📅 2005-Aug-15 ⬩ ✍️ Ashwin Nanjappa ⬩ 🏷️ book, cryptography, dan brown, mystery ⬩ 📚 Archive
I read the novel Digital Fortress over the rainy weekend. This is Dan Brown’s first fictional work. The story involves the ultra secret NSA and its cryptographic department. The NSA has built a computer with 3 million processors named TRANSLTR which can crack any ciphertext using brute force. But, it is one day challenged with a ciphertext that it cannot crack. The creator of the new encryption algorithm named Digital Fortress threatens to go public with this algorithm if the NSA does not reveal to the world that it has been snooping on the world’s information using TRANSLTR. Wait, there is more. There is a chance that some of USA’s biggest secrets will be revealed to the world.

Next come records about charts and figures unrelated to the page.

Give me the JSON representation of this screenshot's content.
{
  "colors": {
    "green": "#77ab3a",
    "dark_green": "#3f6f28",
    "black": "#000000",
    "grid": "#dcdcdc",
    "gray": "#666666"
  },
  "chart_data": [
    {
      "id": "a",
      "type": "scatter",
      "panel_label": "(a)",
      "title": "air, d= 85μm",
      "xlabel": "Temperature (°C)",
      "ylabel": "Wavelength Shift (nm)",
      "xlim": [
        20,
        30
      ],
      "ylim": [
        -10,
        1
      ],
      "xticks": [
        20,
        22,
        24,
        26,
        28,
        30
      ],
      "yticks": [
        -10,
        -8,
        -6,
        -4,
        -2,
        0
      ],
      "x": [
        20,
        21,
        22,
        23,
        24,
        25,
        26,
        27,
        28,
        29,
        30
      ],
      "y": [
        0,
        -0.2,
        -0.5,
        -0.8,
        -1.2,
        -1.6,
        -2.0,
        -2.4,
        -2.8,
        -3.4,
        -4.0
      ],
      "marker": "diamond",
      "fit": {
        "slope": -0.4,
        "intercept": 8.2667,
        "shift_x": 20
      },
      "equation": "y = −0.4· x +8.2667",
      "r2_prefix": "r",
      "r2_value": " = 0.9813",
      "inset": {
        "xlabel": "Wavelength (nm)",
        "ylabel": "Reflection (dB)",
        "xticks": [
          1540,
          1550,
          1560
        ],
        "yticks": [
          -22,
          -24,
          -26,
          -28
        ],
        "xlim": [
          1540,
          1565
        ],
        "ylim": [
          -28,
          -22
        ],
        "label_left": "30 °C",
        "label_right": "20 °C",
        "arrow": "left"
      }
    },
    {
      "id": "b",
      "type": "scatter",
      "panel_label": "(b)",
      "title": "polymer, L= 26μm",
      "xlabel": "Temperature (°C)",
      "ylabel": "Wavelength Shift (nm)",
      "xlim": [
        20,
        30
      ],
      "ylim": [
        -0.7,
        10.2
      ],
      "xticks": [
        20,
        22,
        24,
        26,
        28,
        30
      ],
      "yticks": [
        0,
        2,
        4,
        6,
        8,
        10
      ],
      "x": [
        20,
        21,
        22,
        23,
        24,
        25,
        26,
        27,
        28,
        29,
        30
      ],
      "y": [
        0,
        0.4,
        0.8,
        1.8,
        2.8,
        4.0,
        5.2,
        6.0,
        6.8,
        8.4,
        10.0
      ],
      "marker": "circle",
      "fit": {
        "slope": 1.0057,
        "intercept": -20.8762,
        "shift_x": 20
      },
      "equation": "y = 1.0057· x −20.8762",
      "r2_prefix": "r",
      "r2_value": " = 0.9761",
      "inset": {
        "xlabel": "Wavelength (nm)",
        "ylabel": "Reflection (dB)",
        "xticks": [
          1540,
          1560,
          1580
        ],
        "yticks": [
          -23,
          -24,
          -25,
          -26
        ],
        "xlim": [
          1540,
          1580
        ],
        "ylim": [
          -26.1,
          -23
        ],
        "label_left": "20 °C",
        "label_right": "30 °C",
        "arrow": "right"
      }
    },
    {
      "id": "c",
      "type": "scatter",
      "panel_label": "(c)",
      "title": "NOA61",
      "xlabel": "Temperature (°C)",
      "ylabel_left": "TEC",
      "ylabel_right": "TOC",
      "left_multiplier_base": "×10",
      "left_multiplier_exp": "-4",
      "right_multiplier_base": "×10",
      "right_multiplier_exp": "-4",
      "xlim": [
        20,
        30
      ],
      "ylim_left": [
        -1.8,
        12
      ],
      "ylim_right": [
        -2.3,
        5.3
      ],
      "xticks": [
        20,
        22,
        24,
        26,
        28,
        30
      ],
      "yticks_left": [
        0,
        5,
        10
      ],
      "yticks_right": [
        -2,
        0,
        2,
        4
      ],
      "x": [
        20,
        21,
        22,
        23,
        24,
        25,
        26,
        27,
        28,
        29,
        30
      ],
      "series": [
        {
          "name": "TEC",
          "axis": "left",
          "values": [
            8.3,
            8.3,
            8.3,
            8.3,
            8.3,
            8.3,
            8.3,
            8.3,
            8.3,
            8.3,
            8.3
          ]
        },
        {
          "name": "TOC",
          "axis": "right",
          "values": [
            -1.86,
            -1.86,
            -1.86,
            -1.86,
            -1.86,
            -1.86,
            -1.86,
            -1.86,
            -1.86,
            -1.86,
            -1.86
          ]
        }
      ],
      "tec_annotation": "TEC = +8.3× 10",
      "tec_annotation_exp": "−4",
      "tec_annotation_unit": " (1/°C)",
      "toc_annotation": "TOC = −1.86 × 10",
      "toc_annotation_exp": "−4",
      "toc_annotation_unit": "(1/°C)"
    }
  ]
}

Compared to the popular The Da Vinci Code, Digital Fortress is amateurish, especially the first half of the novel. The main protagonist is a female cryptographer who is in love and has a fabulous figure to boot (as described by the author)! The book rests on cryptography, so the author tries to explain all the crypto jargon in layman terms. This read as quite funny to me in most of the cases. In parts of the book the EFF and the right to information also show up. Thankfully, by the the time I reached the second half, the book became a nail-biting page-turner with Brown throwing up twist after twist. Quite an enjoyable read.